Exercise 3. Compare the heat kernel method to the eigenfunction expansion method for a step function initial condition. Which gives a smoother approximation at early times?

Solution to Exercise 3

The heat kernel method gives a smoother approximation because the convolution with the Gaussian kernel inherently smooths the initial condition. Even for \(t\) very small, the Gaussian width \(\sqrt{4Dt}\) provides some smoothing.

The eigenfunction expansion, by contrast, suffers from the Gibbs phenomenon when truncated at \(N\) modes.
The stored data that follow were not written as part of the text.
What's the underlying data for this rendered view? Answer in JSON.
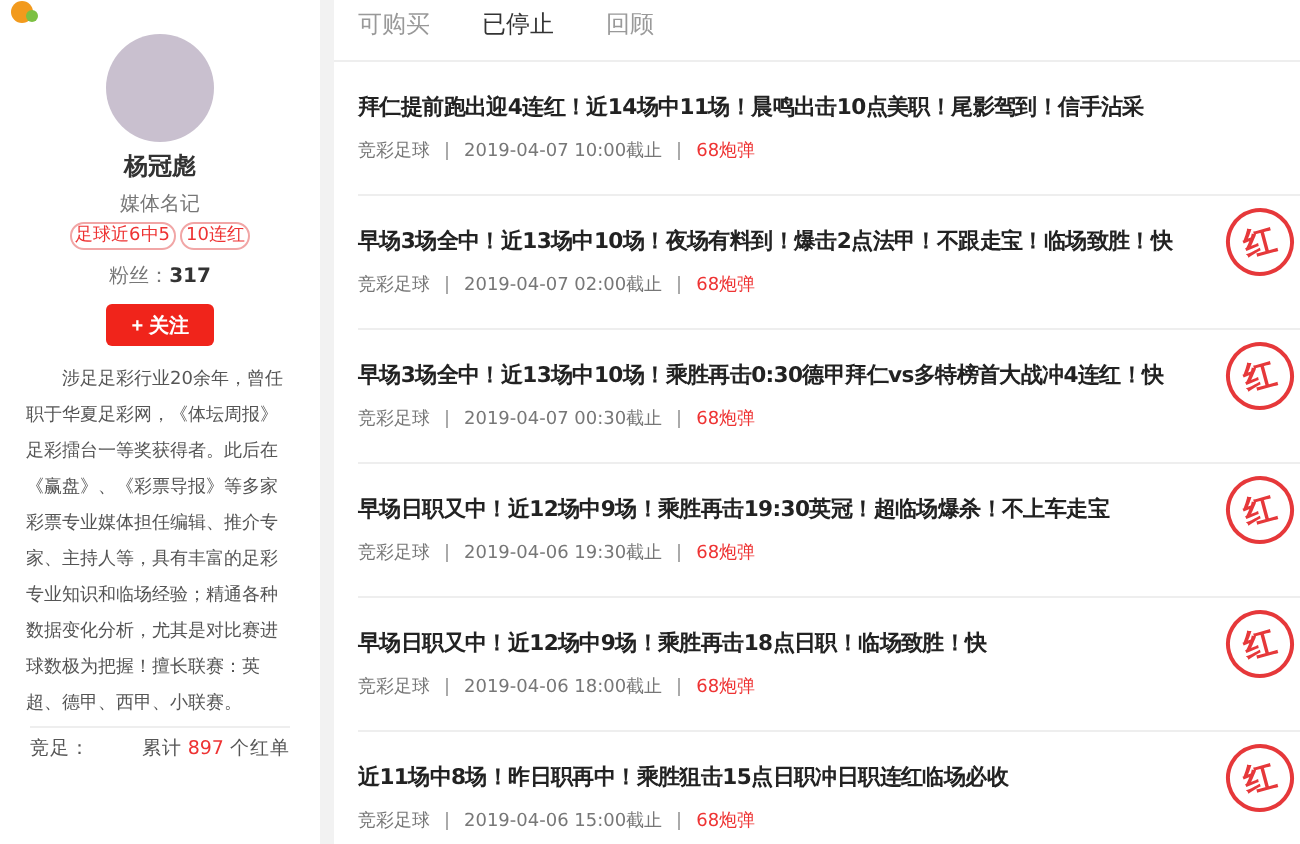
{
  "profile": {
    "name": "杨冠彪",
    "role": "媒体名记",
    "tags": [
      "足球近6中5",
      "10连红"
    ],
    "fans_label": "粉丝：",
    "fans": "317",
    "follow_button": "+ 关注",
    "bio": "涉足足彩行业20余年，曾任职于华夏足彩网，《体坛周报》足彩擂台一等奖获得者。此后在《赢盘》、《彩票导报》等多家彩票专业媒体担任编辑、推介专家、主持人等，具有丰富的足彩专业知识和临场经验；精通各种数据变化分析，尤其是对比赛进球数极为把握！擅长联赛：英超、德甲、西甲、小联赛。",
    "stat_label": "竞足：",
    "stat_prefix": "累计",
    "stat_count": "897",
    "stat_suffix": "个红单"
  },
  "tabs": [
    {
      "label": "可购买",
      "selected": false
    },
    {
      "label": "已停止",
      "selected": true
    },
    {
      "label": "回顾",
      "selected": false
    }
  ],
  "articles": [
    {
      "title": "拜仁提前跑出迎4连红！近14场中11场！晨鸣出击10点美职！尾影驾到！信手沾采",
      "category": "竞彩足球",
      "deadline": "2019-04-07 10:00截止",
      "price": "68炮弹"
    },
    {
      "title": "早场3场全中！近13场中10场！夜场有料到！爆击2点法甲！不跟走宝！临场致胜！快",
      "category": "竞彩足球",
      "deadline": "2019-04-07 02:00截止",
      "price": "68炮弹",
      "stamp": "红"
    },
    {
      "title": "早场3场全中！近13场中10场！乘胜再击0:30德甲拜仁vs多特榜首大战冲4连红！快",
      "category": "竞彩足球",
      "deadline": "2019-04-07 00:30截止",
      "price": "68炮弹",
      "stamp": "红"
    },
    {
      "title": "早场日职又中！近12场中9场！乘胜再击19:30英冠！超临场爆杀！不上车走宝",
      "category": "竞彩足球",
      "deadline": "2019-04-06 19:30截止",
      "price": "68炮弹",
      "stamp": "红"
    },
    {
      "title": "早场日职又中！近12场中9场！乘胜再击18点日职！临场致胜！快",
      "category": "竞彩足球",
      "deadline": "2019-04-06 18:00截止",
      "price": "68炮弹",
      "stamp": "红"
    },
    {
      "title": "近11场中8场！昨日职再中！乘胜狙击15点日职冲日职连红临场必收",
      "category": "竞彩足球",
      "deadline": "2019-04-06 15:00截止",
      "price": "68炮弹",
      "stamp": "红"
    }
  ]
}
Near discontinuities, it produces oscillations of about 9% of the jump height that persist regardless of \(N\). At early times when the true solution is barely smoothed, the eigenfunction method may show more artifacts.

However, both methods converge to the same solution. The heat kernel method is better for rough initial data, while the eigenfunction method is more efficient for smooth data where few modes suffice.


Exercise 4. If the domain is extended by a factor of 3 (from \([0, L]\) to \([-3L, 3L]\)), how does this affect the accuracy of the heat kernel method? What determines the optimal extension factor?

Solution to Exercise 4

Domain extension improves accuracy by reducing the influence of the integration boundaries. The heat kernel \(G(x,\xi,t)\) decays as \(\exp(-(x-\xi)^2/(4Dt))\). For \(x \in [0,L]\) and \(\xi\) far outside this range (say \(|\xi| > 3L\)), the kernel is negligibly small when \(3L \gg \sqrt{4DT}\).

The optimal extension factor ensures that \(L_{\text{ext}} \gg \sqrt{4DT}\). For \(D = 0.01\) and \(T = 0.1\), \(\sqrt{4DT} = \sqrt{0.004} \approx 0.063\), so an extension to \([-3, 3]\) (factor of 3) provides ample margin. Increasing the extension factor improves accuracy but increases computation cost.